How long we walked I do not know. But I do know that for genuine relaxation after a long period of keen mental stress, there is nothing like physical exercise. We turned into our apartment, roused the sleepy hall-boy, and rode up.

“I suppose people think I never rest,” remarked Kennedy, carefully avoiding any reference to the exciting events of the past two days. “But I do. Like every one else, I have to. When I am working hard on a case–well, I have my own violent reaction against it– more work of a different kind. Others choose white lights, red wines and blue feelings afterwards. But I find, when I reach that state, that the best anti-toxin is something that will chase the last case from your brain by getting you in trim for the next unexpected event.”

He had sunk into an easy chair where he was running over in his mind his own plans for the morrow.

“Just now I must recuperate by doing no work at all,” he went on slowly undressing. “That walk was just what I needed. When the fever of dissipation comes on again, I’ll call on you. You won’t miss anything, Walter.”

Like the famous Finnegan, however, he was on again and gone again in the morning. This time I had no misgivings, although I should have liked to accompany him, for on the library table he had scrawled a little note, “Studying East Side to-day. Will keep in touch with you. Craig.” My daily task of transcribing my notes was completed and I thought I would run down to the Star to let the editor know how I was getting along on my assignment.

I had scarcely entered the door when the office boy thrust a message into my hand. It stopped me even before I had a chance to get as far as my own desk. It was from Kennedy at the laboratory and bore a time stamp that showed that it must have been received only a few minutes before I came in.

“Meet me at the Grand Central,” it read, “immediately.”

Without going further into the office, I turned and dropped down in the elevator to the subway.

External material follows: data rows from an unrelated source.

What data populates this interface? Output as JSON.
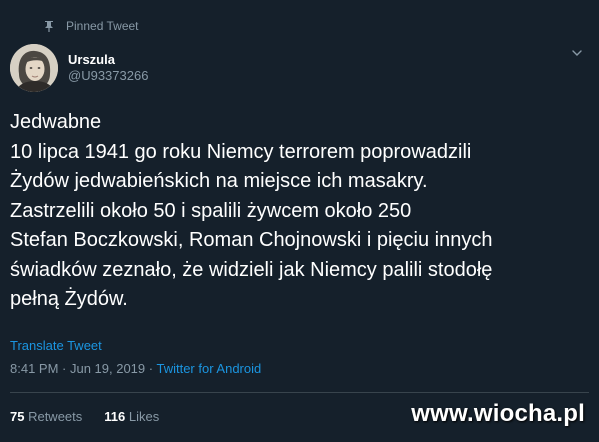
{
  "pinned": {
    "label": "Pinned Tweet",
    "icon": "pin-icon"
  },
  "user": {
    "name": "Urszula",
    "handle": "@U93373266",
    "avatar_icon": "avatar"
  },
  "header": {
    "menu_icon": "chevron-down-icon"
  },
  "tweet": {
    "lines": [
      "Jedwabne",
      "10 lipca 1941 go roku Niemcy terrorem poprowadzili",
      "Żydów jedwabieńskich na miejsce ich masakry.",
      "Zastrzelili około 50 i spalili żywcem około 250",
      "Stefan Boczkowski, Roman Chojnowski i pięciu innych",
      "świadków zeznało, że widzieli jak Niemcy palili stodołę",
      "pełną Żydów."
    ],
    "translate_label": "Translate Tweet",
    "timestamp": "8:41 PM · Jun 19, 2019 · ",
    "source": "Twitter for Android"
  },
  "stats": {
    "retweets_count": "75",
    "retweets_label": " Retweets",
    "likes_count": "116",
    "likes_label": " Likes"
  },
  "watermark": "www.wiocha.pl",
  "colors": {
    "background": "#15202b",
    "text": "#ffffff",
    "secondary": "#8899a6",
    "link": "#1b95e0",
    "divider": "#38444d"
  }
}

As quickly as an express could take me, I hurried up to the new station.

“Where away?” I asked breathlessly, as Craig met me at the entrance through which he had reasoned I would come. “The coast or Down East?”

“Woodrock,” he replied quickly, taking my arm and dragging me down a ramp to the train that was just leaving for that fashionable suburb.

“Well,” I queried eagerly, as the train started. “Why all this secrecy?”

“I had a caller this afternoon,” he began, running his eye over the other passengers to see if we were observed. “She is going back on this train. I am not to recognise her at the station, but you and I are to walk to the end of the platform and enter a limousine bearing that number.”

He produced a card on the back of which was written a number in six figures. Mechanically I glanced at the name as he handed the card to me. Craig was watching intently the expression on my face as I read, “Miss Yvonne Brixton.”